All of us are the same in that we have a hard time recognizing when our habitual behavioral patterns are getting in the way. Perfectionism is a good example of how something that can be a good quality can also be an Achilles heel. The standards a perfectionist sets for themselves often are impossible to meet. A Perfectionist judges themselves based on whether or not they can meet those impossible standards. They don’t have an inherent sense that they are fine the way they are but believe that they are only okay if they can meet their goals, and then even that isn’t usually enough!
Failure is not an event, but rather a judgment about an event. Failure is not something that happens to us or a label we attach to things. It is a way we think about outcomes.
- John Ortberg
A perfectionist is someone who has high standards for themselves. In many ways this can be a positive thing; however, this can also be a not so good thing.
Perfectionists often seek help from therapists because they struggle with the consequences of setting high and impossible standards for themselves.
Perfectionists become addicted to the idea of doing things perfectly.

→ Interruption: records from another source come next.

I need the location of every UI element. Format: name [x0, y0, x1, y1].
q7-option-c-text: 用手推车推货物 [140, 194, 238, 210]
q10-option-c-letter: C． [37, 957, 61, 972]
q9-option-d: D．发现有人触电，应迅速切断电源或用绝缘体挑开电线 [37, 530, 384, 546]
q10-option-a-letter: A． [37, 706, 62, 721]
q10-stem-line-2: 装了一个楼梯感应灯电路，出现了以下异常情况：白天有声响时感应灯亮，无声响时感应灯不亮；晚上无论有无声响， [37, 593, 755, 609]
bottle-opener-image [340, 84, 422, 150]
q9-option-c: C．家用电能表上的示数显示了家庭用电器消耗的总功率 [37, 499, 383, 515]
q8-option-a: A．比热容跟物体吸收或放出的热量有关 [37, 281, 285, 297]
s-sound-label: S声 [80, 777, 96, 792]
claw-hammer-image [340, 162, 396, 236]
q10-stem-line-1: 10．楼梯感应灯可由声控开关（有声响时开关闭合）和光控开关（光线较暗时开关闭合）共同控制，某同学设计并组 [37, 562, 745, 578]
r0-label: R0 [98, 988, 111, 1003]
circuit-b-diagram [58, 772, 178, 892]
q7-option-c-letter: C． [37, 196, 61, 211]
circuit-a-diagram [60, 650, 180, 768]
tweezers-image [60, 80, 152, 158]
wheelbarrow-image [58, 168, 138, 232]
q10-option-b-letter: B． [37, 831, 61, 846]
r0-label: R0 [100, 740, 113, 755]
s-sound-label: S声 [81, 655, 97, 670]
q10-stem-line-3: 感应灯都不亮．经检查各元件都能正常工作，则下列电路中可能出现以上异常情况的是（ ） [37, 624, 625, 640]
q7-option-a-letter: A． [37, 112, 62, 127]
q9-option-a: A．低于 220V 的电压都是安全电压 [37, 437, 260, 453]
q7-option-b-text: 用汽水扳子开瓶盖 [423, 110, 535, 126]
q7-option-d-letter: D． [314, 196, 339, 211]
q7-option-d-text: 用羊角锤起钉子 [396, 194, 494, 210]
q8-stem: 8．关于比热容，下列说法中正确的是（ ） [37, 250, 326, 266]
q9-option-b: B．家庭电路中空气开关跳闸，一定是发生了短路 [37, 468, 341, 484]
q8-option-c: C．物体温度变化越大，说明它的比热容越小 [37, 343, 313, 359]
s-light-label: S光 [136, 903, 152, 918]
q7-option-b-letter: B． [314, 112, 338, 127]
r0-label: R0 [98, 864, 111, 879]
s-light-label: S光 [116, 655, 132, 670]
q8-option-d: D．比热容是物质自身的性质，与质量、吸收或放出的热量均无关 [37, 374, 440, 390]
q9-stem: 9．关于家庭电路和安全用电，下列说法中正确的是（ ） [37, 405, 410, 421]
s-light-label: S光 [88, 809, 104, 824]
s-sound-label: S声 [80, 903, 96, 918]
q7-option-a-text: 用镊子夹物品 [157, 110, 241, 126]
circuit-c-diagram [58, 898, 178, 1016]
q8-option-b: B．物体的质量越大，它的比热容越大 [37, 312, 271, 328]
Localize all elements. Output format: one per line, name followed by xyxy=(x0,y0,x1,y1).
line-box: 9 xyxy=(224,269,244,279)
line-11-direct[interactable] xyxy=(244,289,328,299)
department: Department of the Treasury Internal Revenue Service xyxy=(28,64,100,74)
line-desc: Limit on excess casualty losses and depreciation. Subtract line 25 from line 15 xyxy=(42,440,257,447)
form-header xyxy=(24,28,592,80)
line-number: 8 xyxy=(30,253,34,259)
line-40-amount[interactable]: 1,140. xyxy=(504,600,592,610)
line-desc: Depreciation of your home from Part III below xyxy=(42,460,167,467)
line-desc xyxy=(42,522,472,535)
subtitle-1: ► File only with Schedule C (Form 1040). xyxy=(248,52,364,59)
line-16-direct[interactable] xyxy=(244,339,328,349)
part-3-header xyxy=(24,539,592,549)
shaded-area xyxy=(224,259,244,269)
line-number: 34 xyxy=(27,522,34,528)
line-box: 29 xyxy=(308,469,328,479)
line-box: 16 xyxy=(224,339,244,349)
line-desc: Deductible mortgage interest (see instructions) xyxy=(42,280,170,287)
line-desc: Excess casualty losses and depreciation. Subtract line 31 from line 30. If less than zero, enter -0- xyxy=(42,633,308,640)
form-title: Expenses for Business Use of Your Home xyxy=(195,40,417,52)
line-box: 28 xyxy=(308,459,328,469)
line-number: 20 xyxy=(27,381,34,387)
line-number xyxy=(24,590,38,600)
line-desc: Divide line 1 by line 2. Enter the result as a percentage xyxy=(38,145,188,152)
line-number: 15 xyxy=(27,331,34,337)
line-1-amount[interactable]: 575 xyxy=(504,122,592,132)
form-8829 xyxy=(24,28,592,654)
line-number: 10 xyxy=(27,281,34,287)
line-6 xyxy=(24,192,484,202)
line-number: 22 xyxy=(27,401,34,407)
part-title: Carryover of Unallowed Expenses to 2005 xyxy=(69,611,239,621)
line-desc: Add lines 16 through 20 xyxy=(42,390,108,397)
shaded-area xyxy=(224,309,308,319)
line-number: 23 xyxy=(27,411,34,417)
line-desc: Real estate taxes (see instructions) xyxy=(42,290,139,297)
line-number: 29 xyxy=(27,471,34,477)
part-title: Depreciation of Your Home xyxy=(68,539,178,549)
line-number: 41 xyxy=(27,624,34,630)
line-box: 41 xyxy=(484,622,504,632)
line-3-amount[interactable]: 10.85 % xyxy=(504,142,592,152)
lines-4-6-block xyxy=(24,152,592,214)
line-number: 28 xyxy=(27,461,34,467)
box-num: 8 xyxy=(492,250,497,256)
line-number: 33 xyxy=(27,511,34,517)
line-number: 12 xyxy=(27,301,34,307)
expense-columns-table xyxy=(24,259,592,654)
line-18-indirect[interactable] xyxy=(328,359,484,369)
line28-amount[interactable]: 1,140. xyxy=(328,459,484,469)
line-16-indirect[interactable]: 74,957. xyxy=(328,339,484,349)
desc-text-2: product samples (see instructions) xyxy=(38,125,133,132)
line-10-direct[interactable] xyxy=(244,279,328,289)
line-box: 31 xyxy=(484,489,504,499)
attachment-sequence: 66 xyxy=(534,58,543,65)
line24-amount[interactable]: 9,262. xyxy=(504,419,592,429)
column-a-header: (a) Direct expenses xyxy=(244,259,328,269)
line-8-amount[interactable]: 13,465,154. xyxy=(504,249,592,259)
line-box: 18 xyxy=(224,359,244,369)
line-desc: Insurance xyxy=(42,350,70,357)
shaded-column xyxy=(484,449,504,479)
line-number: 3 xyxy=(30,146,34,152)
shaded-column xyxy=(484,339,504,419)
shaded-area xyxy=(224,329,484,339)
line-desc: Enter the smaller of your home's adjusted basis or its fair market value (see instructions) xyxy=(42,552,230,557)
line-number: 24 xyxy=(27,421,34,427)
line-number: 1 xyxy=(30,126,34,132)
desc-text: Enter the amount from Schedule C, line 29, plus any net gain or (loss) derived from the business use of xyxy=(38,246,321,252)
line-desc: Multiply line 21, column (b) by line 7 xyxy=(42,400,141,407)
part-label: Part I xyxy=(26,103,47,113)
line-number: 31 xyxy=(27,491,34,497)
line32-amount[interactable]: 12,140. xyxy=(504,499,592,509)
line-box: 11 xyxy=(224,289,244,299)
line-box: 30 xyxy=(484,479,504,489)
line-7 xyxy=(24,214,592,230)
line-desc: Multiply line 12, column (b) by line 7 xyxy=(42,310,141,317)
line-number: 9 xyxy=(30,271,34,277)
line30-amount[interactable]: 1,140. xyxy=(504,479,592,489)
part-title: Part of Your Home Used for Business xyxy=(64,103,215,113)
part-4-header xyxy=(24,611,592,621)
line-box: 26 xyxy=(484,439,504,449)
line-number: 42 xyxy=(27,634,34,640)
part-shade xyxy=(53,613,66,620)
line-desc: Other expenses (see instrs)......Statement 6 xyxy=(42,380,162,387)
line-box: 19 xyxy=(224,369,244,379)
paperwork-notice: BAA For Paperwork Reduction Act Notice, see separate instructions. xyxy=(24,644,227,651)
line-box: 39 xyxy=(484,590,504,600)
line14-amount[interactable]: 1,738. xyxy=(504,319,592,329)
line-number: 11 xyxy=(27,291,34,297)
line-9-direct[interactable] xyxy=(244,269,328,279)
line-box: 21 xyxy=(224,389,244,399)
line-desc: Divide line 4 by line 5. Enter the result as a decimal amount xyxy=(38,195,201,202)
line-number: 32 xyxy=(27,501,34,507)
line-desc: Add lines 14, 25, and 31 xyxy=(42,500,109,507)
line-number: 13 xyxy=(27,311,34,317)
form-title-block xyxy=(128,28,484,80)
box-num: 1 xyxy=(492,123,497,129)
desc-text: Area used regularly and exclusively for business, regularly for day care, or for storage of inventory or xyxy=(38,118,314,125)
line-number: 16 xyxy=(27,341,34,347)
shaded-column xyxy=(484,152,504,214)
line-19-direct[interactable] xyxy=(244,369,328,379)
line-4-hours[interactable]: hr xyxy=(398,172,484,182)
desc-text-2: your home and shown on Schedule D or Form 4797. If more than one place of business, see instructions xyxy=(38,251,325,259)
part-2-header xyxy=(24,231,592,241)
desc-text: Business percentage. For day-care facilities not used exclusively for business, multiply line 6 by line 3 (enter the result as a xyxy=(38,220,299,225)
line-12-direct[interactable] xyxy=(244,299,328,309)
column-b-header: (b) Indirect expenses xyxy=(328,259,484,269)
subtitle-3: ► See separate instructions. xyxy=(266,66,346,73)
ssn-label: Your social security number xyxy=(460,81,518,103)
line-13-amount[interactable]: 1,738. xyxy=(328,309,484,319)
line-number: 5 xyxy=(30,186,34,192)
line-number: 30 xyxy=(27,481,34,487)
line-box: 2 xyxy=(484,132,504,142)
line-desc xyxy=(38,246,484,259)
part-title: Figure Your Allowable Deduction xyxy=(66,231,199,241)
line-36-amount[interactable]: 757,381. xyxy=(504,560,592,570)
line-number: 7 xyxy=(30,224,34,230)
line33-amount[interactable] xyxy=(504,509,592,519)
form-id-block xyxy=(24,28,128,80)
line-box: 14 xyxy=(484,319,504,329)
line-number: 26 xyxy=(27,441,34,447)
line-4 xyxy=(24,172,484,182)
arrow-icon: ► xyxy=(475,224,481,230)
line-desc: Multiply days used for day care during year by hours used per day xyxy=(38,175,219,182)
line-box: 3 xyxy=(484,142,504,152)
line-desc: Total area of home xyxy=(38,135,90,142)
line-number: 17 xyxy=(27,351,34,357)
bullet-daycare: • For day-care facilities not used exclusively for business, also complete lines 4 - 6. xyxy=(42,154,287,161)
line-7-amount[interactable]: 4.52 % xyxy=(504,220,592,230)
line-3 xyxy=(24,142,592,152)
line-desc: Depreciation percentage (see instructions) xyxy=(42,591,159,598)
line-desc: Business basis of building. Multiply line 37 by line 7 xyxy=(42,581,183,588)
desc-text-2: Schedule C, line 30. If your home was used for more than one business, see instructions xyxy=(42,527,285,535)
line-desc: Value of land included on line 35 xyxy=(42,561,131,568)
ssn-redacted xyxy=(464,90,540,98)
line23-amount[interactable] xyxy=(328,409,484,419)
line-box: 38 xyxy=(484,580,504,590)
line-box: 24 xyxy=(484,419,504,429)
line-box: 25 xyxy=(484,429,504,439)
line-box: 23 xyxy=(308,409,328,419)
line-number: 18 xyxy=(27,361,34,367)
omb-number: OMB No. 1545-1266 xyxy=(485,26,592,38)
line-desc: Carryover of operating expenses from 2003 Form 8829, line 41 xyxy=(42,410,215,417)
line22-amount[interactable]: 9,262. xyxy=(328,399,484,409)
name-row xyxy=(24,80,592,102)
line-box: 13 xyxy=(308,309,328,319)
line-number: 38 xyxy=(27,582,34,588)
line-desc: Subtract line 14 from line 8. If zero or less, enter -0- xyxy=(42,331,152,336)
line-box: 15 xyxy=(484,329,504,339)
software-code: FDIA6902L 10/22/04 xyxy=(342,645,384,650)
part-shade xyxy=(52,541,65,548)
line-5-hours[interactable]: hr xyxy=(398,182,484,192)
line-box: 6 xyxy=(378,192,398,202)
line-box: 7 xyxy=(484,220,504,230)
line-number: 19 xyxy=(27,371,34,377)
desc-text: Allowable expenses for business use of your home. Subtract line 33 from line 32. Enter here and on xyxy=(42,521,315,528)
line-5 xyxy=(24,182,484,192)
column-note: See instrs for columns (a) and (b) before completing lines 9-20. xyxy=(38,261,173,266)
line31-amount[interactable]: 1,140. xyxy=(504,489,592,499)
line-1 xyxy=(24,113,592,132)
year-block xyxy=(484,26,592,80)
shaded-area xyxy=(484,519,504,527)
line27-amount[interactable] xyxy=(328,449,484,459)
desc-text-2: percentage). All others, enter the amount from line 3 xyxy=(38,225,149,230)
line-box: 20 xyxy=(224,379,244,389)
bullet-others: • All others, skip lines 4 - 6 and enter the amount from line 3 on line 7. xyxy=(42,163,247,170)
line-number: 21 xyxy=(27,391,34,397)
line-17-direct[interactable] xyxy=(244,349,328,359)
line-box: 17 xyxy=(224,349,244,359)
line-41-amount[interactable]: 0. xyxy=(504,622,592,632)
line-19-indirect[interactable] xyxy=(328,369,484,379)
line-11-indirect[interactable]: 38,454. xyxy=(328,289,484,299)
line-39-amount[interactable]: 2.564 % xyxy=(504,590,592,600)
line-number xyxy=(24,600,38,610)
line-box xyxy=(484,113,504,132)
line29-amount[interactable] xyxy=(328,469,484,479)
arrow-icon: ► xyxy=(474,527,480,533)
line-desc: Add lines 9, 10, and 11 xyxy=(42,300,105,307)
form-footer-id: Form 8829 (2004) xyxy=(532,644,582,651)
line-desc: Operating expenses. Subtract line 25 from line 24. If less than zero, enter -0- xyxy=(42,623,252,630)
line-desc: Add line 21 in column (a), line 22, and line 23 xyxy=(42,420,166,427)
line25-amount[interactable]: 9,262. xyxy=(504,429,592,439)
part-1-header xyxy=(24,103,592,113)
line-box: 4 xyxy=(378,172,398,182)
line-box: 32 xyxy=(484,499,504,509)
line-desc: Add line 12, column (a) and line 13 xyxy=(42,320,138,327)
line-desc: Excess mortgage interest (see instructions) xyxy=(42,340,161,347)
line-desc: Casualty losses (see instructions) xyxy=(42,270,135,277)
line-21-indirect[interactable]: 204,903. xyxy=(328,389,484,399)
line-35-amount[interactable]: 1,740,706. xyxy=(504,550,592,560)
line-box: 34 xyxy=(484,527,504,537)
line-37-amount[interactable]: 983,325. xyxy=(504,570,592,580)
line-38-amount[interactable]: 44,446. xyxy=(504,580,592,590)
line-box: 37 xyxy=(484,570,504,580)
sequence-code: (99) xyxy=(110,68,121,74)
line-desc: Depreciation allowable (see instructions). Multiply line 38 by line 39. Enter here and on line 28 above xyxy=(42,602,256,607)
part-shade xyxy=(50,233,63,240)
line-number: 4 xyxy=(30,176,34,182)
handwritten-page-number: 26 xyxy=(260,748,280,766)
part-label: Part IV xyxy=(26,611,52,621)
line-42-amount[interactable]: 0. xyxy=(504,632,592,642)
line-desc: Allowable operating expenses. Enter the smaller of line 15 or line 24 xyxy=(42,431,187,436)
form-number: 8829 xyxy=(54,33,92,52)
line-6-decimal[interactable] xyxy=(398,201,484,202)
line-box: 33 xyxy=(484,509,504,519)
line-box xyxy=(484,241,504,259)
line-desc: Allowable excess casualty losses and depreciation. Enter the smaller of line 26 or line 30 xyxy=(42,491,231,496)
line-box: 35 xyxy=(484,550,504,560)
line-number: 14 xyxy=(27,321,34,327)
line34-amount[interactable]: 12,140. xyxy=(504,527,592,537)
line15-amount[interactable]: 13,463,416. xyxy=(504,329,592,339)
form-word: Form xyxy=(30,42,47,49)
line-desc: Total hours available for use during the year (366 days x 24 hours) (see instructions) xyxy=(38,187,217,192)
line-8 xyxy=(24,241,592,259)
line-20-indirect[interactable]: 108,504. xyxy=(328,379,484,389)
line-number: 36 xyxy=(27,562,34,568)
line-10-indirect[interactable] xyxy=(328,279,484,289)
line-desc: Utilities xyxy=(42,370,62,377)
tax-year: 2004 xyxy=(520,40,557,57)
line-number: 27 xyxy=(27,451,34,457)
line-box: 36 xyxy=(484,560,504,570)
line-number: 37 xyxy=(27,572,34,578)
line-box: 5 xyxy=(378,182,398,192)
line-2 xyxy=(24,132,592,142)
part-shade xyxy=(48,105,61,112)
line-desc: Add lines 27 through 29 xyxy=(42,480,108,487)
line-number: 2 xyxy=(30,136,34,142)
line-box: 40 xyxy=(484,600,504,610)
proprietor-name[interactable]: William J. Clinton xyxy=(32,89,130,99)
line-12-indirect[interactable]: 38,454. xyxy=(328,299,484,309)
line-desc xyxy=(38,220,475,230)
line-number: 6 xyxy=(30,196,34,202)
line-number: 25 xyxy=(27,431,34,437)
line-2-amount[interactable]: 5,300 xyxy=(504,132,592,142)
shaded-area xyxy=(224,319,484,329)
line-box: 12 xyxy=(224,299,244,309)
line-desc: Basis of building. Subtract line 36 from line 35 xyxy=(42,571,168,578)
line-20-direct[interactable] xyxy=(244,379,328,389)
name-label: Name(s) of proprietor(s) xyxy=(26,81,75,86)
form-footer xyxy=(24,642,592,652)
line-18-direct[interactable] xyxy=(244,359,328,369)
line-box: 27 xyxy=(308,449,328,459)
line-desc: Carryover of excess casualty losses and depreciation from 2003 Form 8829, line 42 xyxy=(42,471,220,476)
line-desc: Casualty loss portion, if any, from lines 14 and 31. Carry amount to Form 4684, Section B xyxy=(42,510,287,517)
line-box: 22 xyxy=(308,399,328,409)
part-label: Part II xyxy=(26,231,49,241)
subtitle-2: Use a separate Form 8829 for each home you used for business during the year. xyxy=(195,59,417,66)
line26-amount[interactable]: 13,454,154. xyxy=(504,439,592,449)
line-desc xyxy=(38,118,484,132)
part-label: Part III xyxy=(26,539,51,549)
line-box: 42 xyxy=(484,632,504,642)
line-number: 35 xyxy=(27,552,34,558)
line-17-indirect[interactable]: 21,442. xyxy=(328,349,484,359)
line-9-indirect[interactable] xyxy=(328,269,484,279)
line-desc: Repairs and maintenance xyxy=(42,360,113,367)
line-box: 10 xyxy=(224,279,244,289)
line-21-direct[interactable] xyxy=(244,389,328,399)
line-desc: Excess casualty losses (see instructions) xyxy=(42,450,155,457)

Perfectionists experience negative consequences, that is, they suffer terribly because of the cycle they have set up, but they have a hard time letting go of the beliefs that drive their actions.
Perfectionism has been shown to be related to eating disorders, depression and other anxiety disorders. In adults the tendency of many who are perfectionist to have a heightened sensitivity to making mistakes or to criticism is correlated with other psychological problems.
The key to working with your perfectionism, is to master the positive aspects (being goal focused, driven, organized dependable and reliable) and work on the factors that contribute to feeling badly (self criticism, sensitivity to making mistakes, unrealistic expectations and self appraisals).
If you struggle with perfectionism, ask yourself, just what is it costing you?